13 Comments leave one →
  1. Leila Haddad permalink
    January 14, 2014 11:09 am

    wow! I loved this piece!

  2. vesta44 permalink
    January 14, 2014 11:32 am

    Loved this! Great post, looking forward to hearing more from you 🙂

  3. Duckie permalink
    January 14, 2014 11:50 am

    Really good writing. Empowering and inspiring! Looking forward to more from the Feminist Cupcake!

  4. Pyctsi permalink
    January 14, 2014 11:52 am

    I’m lucky that I never experienced this, I never saw myself as a thin girl hidden by the fat, which is possibly why when I tried dieting and it failed I didn’t beat my self up emotionally for it and why I was well on the way to size acceptance and HAES long before I knew about either.

    Given the shitty time I had with my weight and the way other people treated me, my heart goes out to anyone who was more vulnerable and more inclined to internalise the messages.

  5. January 14, 2014 12:13 pm

    I still struggle with disordered eating and shame, but I am uplifted by this piece. I related to your story on so many levels. Thank you for sharing.

  6. January 14, 2014 12:16 pm

    Dude, I still keep my acid wash jeans in a temperature controlled glass shrine with my army boots. Fist bump.
    Also, loved this!;)

  7. GLWERTH permalink
    January 14, 2014 5:46 pm

    Love this post!

  8. January 16, 2014 4:30 pm

    Reblogged this on The Cheese Whines and commented:
    Thanks to fat hate, I became bulimic when I was twelve years old. I wasn’t fat, but I desperately feared becoming fat. It wasn’t because I hated people who actually were fat, I was terrified of being treated the way they were treated. My great grandmother had been fat: five feet tall and 300 pounds. My mother always brought up this fact as if it was a horribly shameful thing.
    As I grew older I fought my body every step of the way. I yo-yo dieted, and when each diet eventually failed, I berated myself, sometimes falling back into bulimia. I hated myself.

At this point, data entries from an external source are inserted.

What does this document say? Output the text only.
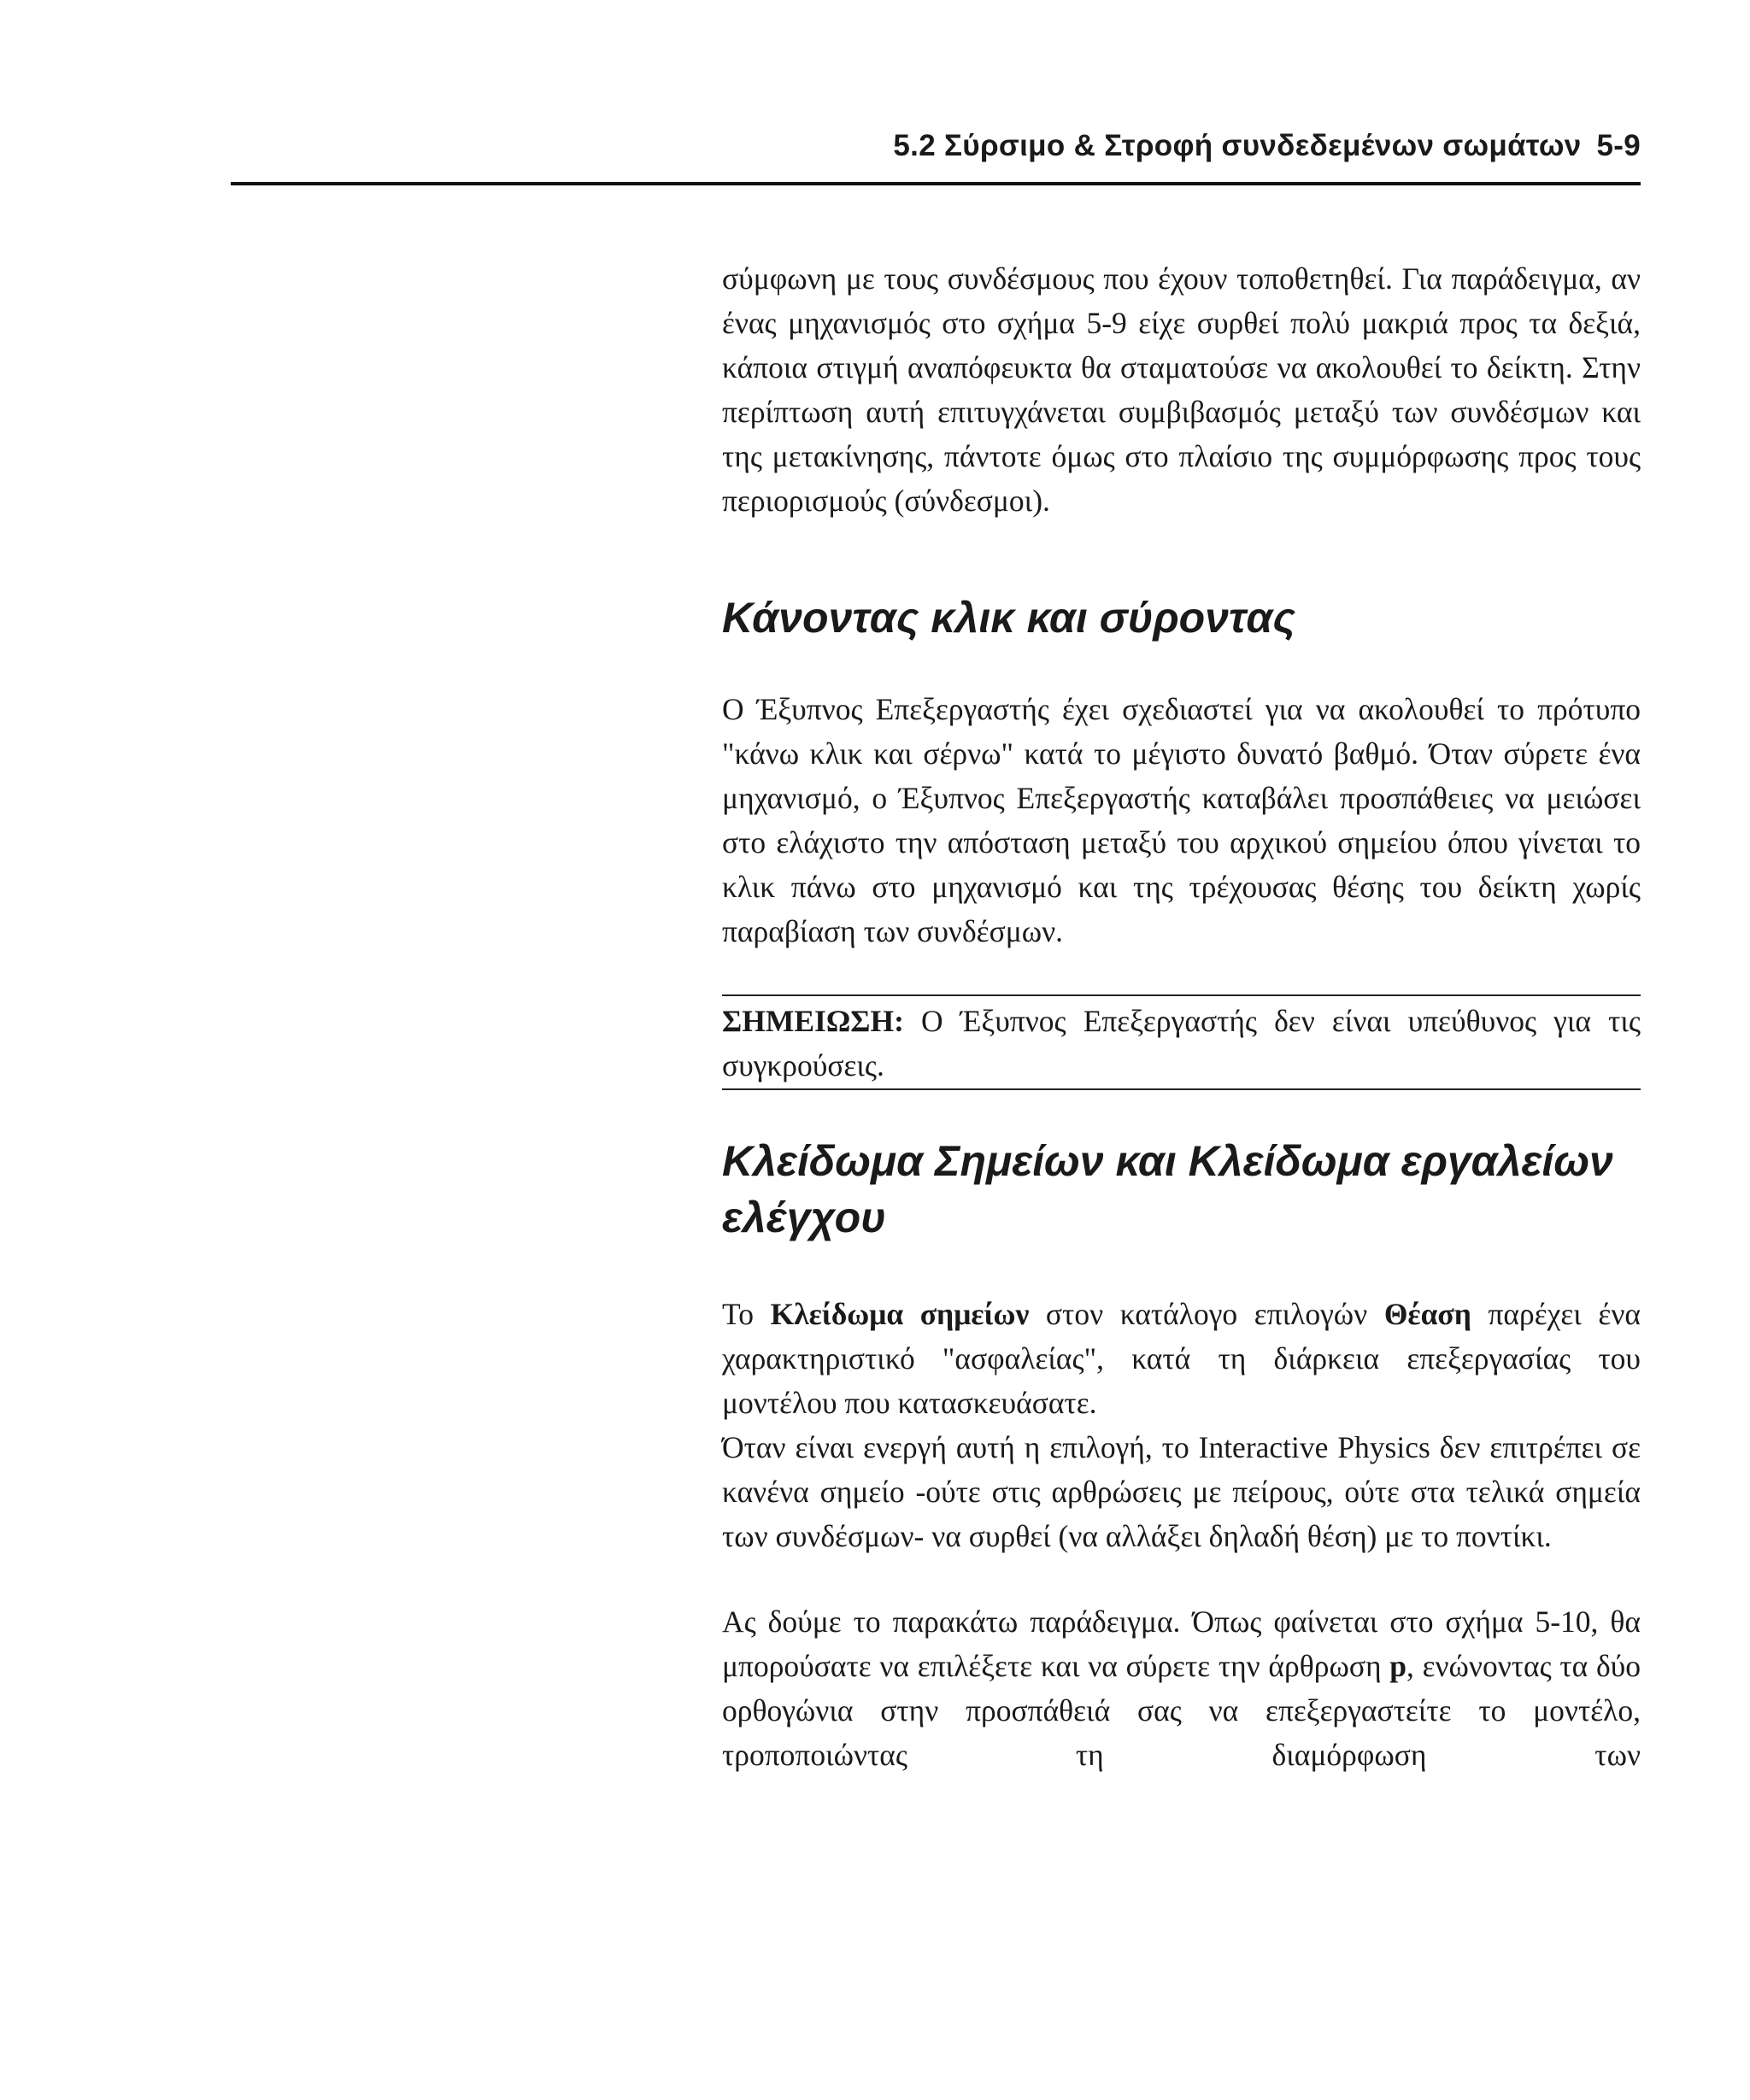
5.2 Σύρσιμο & Στροφή συνδεδεμένων σωμάτων 5-9

σύμφωνη με τους συνδέσμους που έχουν τοποθετηθεί. Για παράδειγμα, αν ένας μηχανισμός στο σχήμα 5-9 είχε συρθεί πολύ μακριά προς τα δεξιά, κάποια στιγμή αναπόφευκτα θα σταματούσε να ακολουθεί το δείκτη. Στην περίπτωση αυτή επιτυγχάνεται συμβιβασμός μεταξύ των συνδέσμων και της μετακίνησης, πάντοτε όμως στο πλαίσιο της συμμόρφωσης προς τους περιορισμούς (σύνδεσμοι).

Κάνοντας κλικ και σύροντας

Ο Έξυπνος Επεξεργαστής έχει σχεδιαστεί για να ακολουθεί το πρότυπο "κάνω κλικ και σέρνω" κατά το μέγιστο δυνατό βαθμό. Όταν σύρετε ένα μηχανισμό, ο Έξυπνος Επεξεργαστής καταβάλει προσπάθειες να μειώσει στο ελάχιστο την απόσταση μεταξύ του αρχικού σημείου όπου γίνεται το κλικ πάνω στο μηχανισμό και της τρέχουσας θέσης του δείκτη χωρίς παραβίαση των συνδέσμων.

ΣΗΜΕΙΩΣΗ: Ο Έξυπνος Επεξεργαστής δεν είναι υπεύθυνος για τις συγκρούσεις.

Κλείδωμα Σημείων και Κλείδωμα εργαλείων ελέγχου

Το Κλείδωμα σημείων στον κατάλογο επιλογών Θέαση παρέχει ένα χαρακτηριστικό "ασφαλείας", κατά τη διάρκεια επεξεργασίας του μοντέλου που κατασκευάσατε.

Όταν είναι ενεργή αυτή η επιλογή, το Interactive Physics δεν επιτρέπει σε κανένα σημείο -ούτε στις αρθρώσεις με πείρους, ούτε στα τελικά σημεία των συνδέσμων- να συρθεί (να αλλάξει δηλαδή θέση) με το ποντίκι.

Ας δούμε το παρακάτω παράδειγμα. Όπως φαίνεται στο σχήμα 5-10, θα μπορούσατε να επιλέξετε και να σύρετε την άρθρωση p, ενώνοντας τα δύο ορθογώνια στην προσπάθειά σας να επεξεργαστείτε το μοντέλο, τροποποιώντας τη διαμόρφωση των
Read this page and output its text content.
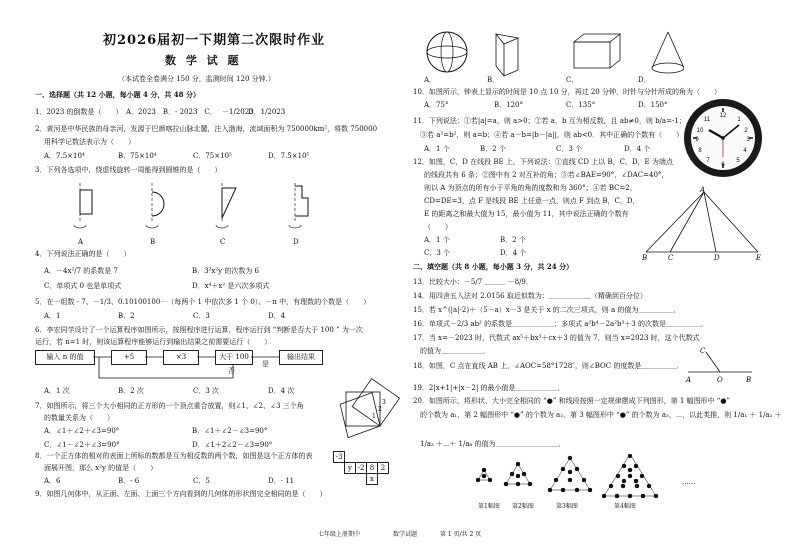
初2026届初一下期第二次限时作业
数 学 试 题
（本试卷全卷满分 150 分，监测时间 120 分钟.）
一、选择题（共 12 小题，每小题 4 分，共 48 分）
1．2023 的倒数是（　　）　A．2023　B．- 2023　C． －1/2023
D．1/2023
2．黄河是中华民族的母亲河，发源于巴颜喀拉山脉北麓，注入渤海，流域面积为 750000km²，将数 750000
用科学记数法表示为（　　）
A．7.5×10⁴	B．75×10⁴	C．75×10⁵	D．7.5×10⁵
3．下列各选项中，绕虚线旋转一周能得到圆锥的是（　　）
A	B	C	D
4．下列说法正确的是（　　）
A．－4x²/7 的系数是 7	B．3²x²y 的次数为 6
C．单项式 0 也是单项式	D．x⁴＋x² 是六次多项式
5．在一组数 - 7、－1/3、0.10100100⋯（每两个 1 中依次多 1 个 0）、－π 中，有理数的个数是（　　）
A．1	B．2	C．3	D．4
6．李宏同学设计了一个运算程序如图所示，按照程序进行运算，程序运行到 “判断是否大于 100 ” 为一次
运行，若 n=1 时，则该运算程序能够运行到输出结果之前需要运行（　　）
输入 n 的值	+5	×3	大于 100	输出结果
否
是
A．1 次	B．2 次	C．3 次	D．4 次
7．如图所示，将三个大小相同的正方形的一个顶点重合放置，则∠1、∠2、∠3 三个角
的数量关系为（　　）
A．∠1＋∠2＋∠3=90°	B．∠1＋∠2－∠3=90°
C．∠1－∠2＋∠3=90°	D．∠1＋2∠2－∠3=90°
1
2
3
8．一个正方体的相对的表面上所标的数都是互为相反数的两个数，如图是这个正方体的表
面展开图，那么 x²y 的值是（　　）
A．6	B．- 6	C．5	D．- 11
-3
y -2 8 2
x
9．如图几何体中，从正面、左面、上面三个方向看到的几何体的形状图完全相同的是（　　）
七年级上册期中	数学试题	第 1 页/共 2 页
A．	B．	C．	D．
10．如图所示，钟表上显示的时间是 10 点 10 分，再过 20 分钟，时针与分针所成的角为（　　）
A．75°	B．120°	C．135°	D．150°
12
1
2
3
4
5
6
7
8
9
10
11
11．下列说法：①若|a|=a，则 a>0；②若 a，b 互为相反数，且 ab≠0，则 b/a=-1；
③若 a²=b²，则 a=b；④若 a－b=|b－|a||，则 ab<0．其中正确的个数有（　　）
A．1 个	B．2 个	C．3 个	D．4 个
12．如图，C，D 在线段 BE 上，下列说法：①直线 CD 上以 B，C，D，E 为端点
的线段共有 6 条；②图中有 2 对互补的角；③若∠BAE=90°，∠DAC=40°，
则以 A 为顶点的所有小于平角的角的度数和为 360°；④若 BC=2，
CD=DE=3，点 F 是线段 BE 上任意一点，则点 F 到点 B，C，D，
E 的距离之和最大值为 15，最小值为 11，其中说法正确的个数有
（　　）
A．1 个	B．2 个
C．3 个	D．4 个
A
B	C	D	E
二、填空题（共 8 小题，每小题 3 分，共 24 分）
13．比较大小：－5/7 ＿＿＿ －8/9．
14．用四舍五入法对 2.0156 取近似数为：＿＿＿＿＿＿（精确到百分位）
15．若 x^(|a|-2)＋（5－a）x－3 是关于 x 的二次三项式，则 a 的值为＿＿＿＿＿．
16．单项式－2/3 ab² 的系数是＿＿＿＿＿＿；多项式 a²b⁴－2a²b³＋3 的次数是＿＿＿＿＿．
17．当 x=－2023 时，代数式 ax⁵＋bx³＋cx＋3 的值为 7，则当 x=2023 时，这个代数式
的值为＿＿＿＿＿＿．
18．如图，C 点在直线 AB 上，∠AOC=58°1728″，则∠BOC 的度数是＿＿＿＿＿．
C
A	O	B
19．2|x+1|+|x－2| 的最小值是＿＿＿＿＿＿．
20．如图所示，将形状、大小完全相同的 “●” 和线段按照一定规律摆成下列图形，第 1 幅图形中 “●”
的个数为 a₁，第 2 幅图形中 “●” 的个数为 a₂，第 3 幅图形中 “●” 的个数为 a₃，⋯，以此类推，则 1/a₁ ＋ 1/a₂ ＋
1/a₃ ＋⋯＋ 1/a₈ 的值为＿＿＿＿＿＿＿＿＿．
第1幅图 第2幅图	第3幅图	第4幅图
......
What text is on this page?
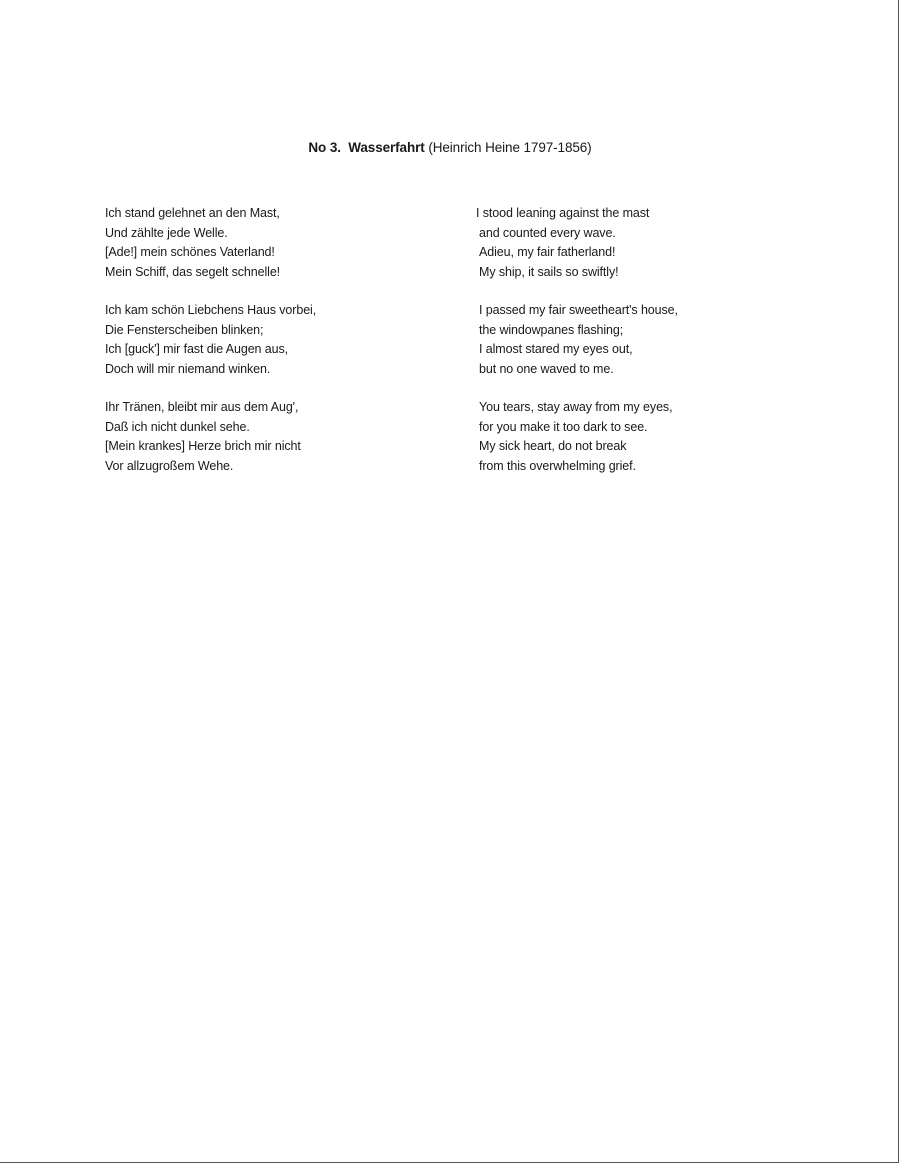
No 3. Wasserfahrt (Heinrich Heine 1797-1856)
Ich stand gelehnet an den Mast,
Und zählte jede Welle.
[Ade!] mein schönes Vaterland!
Mein Schiff, das segelt schnelle!
Ich kam schön Liebchens Haus vorbei,
Die Fensterscheiben blinken;
Ich [guck'] mir fast die Augen aus,
Doch will mir niemand winken.
Ihr Tränen, bleibt mir aus dem Aug',
Daß ich nicht dunkel sehe.
[Mein krankes] Herze brich mir nicht
Vor allzugroßem Wehe.
I stood leaning against the mast
and counted every wave.
Adieu, my fair fatherland!
My ship, it sails so swiftly!
I passed my fair sweetheart's house,
the windowpanes flashing;
I almost stared my eyes out,
but no one waved to me.
You tears, stay away from my eyes,
for you make it too dark to see.
My sick heart, do not break
from this overwhelming grief.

I hated what I saw in the mirror.
    When I finally discovered size acceptance, it did not magically make me love my body. I still don’t love my body. I still wish I could wave a magic wand and become a Socially Acceptable Size (TM). But now when I start calling myself things like “fat pig” and blaming my body type on my perceived failures, I put a stop to it. It doesn’t help, in fact, it makes things worse.
    The best thing that schools could do is to have a Health at Every Size approach in physical fitness and health classes, rather than the old weight loss as a measure of health approach. Unfortunately, I don’t see this happening anytime soon.

    • Feminist Cupcake permalink
      January 16, 2014 5:14 pm

      I totally think we need to teach people about “HAES” in school too.

  9. January 16, 2014 7:32 pm

    Powerful words, and a story I relate to. Thank you for sharing this. I’m excited to read more from you.

  10. January 20, 2014 5:38 pm

    Your piece resonated with me, albeit in a…different way.
    I struggled with self-esteem after I gained weight in my late teens. Really, the only reason I was so thin in the first place is because I was (still am) on medication that acts as a stimulant. After another medication balanced that out, I changed a lot.
    It wasn’t until this year that I’m realizing that the goal shouldn’t be to “get my old body back” as if somehow I’d managed to lose it. No, it’s still here, just a bit different, no less deserving of love, respect, food and movement. For me, the goal is to be happy and healthy, period.
    Like you, my body had become my identity. Before academic achievements, personality or anything else. I was complimented on how I looked more than what I did. I’m not missing that one bit.

    Not long ago I found an old picture of mini-me…and for the first time, I didn’t look at it with longing. I recoiled at crazy outfit I thought was so cool, and that was that.
    I’m still working on re-establishing a good relationship with my body. We’ve come a long way.
    People change and their bodies are no different. Instead of fighting it, we need to accept and perhaps even embrace it. The constants need to be self-love and respect, not the number on pants.

  11. fab@57 permalink
    January 31, 2014 7:34 pm

    Loved the piece! Thanks for sharing, Lindsey!